Date of Conferral







Leann Stadtlander


The preferred method of communication for most prelingual/culturally Deaf individuals is American Sign Language (ASL), and members of this linguistic/cultural minority community are often not recognized as being bilingual. Many prelingually/culturally Deaf individuals have limitations and deficits in English proficiency; which can lead to deficits in general knowledge of health-related terminology. Current projections are that older adults are expected to live longer, and will also experience the development of, increases in and more extended periods of living with senescence/age-related health disorders, also includes prelingual/culturally Deaf individuals. This quantitative research project, utilizing the theoretical framework of health literacy and a modified version of the REALM (Rapid Estimate of Health Literacy in Medicine), utilizing American Sign Language (ASL) graphics; analyzed the convergence of prelingual/cultural Deafness and health literacy related to senescence/age-related disorders.
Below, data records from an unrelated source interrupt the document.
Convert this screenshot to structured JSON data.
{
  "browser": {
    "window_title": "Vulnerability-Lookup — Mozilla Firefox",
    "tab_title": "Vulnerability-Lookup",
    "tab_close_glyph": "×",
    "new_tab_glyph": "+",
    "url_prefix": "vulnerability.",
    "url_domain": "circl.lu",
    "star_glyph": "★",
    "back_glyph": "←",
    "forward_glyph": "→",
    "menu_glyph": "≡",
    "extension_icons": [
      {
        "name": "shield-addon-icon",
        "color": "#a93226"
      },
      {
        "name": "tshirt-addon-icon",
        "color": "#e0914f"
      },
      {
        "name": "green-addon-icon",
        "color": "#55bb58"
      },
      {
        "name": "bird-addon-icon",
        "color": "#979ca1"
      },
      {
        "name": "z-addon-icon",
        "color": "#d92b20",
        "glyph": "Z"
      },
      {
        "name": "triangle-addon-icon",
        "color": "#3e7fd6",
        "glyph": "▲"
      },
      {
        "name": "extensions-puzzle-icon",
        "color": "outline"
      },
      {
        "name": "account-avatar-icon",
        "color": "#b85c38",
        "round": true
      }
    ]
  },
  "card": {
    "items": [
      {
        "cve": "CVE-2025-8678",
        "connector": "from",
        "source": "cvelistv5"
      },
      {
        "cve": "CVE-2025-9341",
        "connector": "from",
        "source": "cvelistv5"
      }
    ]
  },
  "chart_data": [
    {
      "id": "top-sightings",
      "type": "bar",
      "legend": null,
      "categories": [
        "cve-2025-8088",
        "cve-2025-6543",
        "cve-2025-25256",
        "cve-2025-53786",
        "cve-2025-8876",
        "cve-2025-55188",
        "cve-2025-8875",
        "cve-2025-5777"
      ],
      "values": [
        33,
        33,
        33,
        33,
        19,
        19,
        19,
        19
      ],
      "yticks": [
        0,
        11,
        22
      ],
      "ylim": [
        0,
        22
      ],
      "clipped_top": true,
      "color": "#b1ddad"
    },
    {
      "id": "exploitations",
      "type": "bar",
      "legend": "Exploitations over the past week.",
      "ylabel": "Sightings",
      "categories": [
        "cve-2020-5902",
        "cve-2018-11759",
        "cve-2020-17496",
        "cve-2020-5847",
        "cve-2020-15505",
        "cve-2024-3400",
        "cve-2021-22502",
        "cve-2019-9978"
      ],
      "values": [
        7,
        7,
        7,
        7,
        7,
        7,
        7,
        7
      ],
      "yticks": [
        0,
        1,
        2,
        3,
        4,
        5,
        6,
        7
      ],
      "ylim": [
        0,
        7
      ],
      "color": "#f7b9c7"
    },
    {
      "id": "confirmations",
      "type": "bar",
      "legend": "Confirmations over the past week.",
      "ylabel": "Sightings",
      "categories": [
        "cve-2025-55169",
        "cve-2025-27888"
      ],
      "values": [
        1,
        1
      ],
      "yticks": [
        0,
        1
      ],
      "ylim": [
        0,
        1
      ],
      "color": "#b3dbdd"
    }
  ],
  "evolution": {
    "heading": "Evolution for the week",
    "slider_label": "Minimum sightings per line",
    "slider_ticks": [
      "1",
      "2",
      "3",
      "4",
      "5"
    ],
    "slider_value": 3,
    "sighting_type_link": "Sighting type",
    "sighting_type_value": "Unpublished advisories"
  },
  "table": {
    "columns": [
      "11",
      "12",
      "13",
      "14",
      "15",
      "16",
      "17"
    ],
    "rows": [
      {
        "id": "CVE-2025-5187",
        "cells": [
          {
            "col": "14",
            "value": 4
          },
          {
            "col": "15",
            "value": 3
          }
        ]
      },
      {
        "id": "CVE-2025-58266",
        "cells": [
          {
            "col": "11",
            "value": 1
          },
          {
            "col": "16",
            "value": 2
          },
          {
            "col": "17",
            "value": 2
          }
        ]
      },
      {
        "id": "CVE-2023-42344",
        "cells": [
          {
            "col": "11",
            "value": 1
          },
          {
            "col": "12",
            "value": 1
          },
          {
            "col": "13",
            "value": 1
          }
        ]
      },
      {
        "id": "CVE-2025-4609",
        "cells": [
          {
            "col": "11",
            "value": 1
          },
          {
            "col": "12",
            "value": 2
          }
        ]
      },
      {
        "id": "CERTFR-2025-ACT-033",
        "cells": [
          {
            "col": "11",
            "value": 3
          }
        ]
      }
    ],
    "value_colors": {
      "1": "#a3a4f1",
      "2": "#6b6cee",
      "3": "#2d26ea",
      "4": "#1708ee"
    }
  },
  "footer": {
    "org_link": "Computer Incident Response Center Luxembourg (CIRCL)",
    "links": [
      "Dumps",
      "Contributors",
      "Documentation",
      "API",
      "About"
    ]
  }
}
An evaluation of a sample population of 27 Deaf participants, on health-related items of medical words, medical conditions medical procedures, and medical/numeracy instructions revealed significant deficits in all areas of health literacy. These deficits are critical and impact one's ability to manage effectively, age-related disorders. The results of this study will inform the health care community of the unrecognized magnitude, implication, and the need for positive social change in health care policies and procedures related to the appropriate provision of medical, health care, and health-related information for prelingual/culturally Deaf individuals.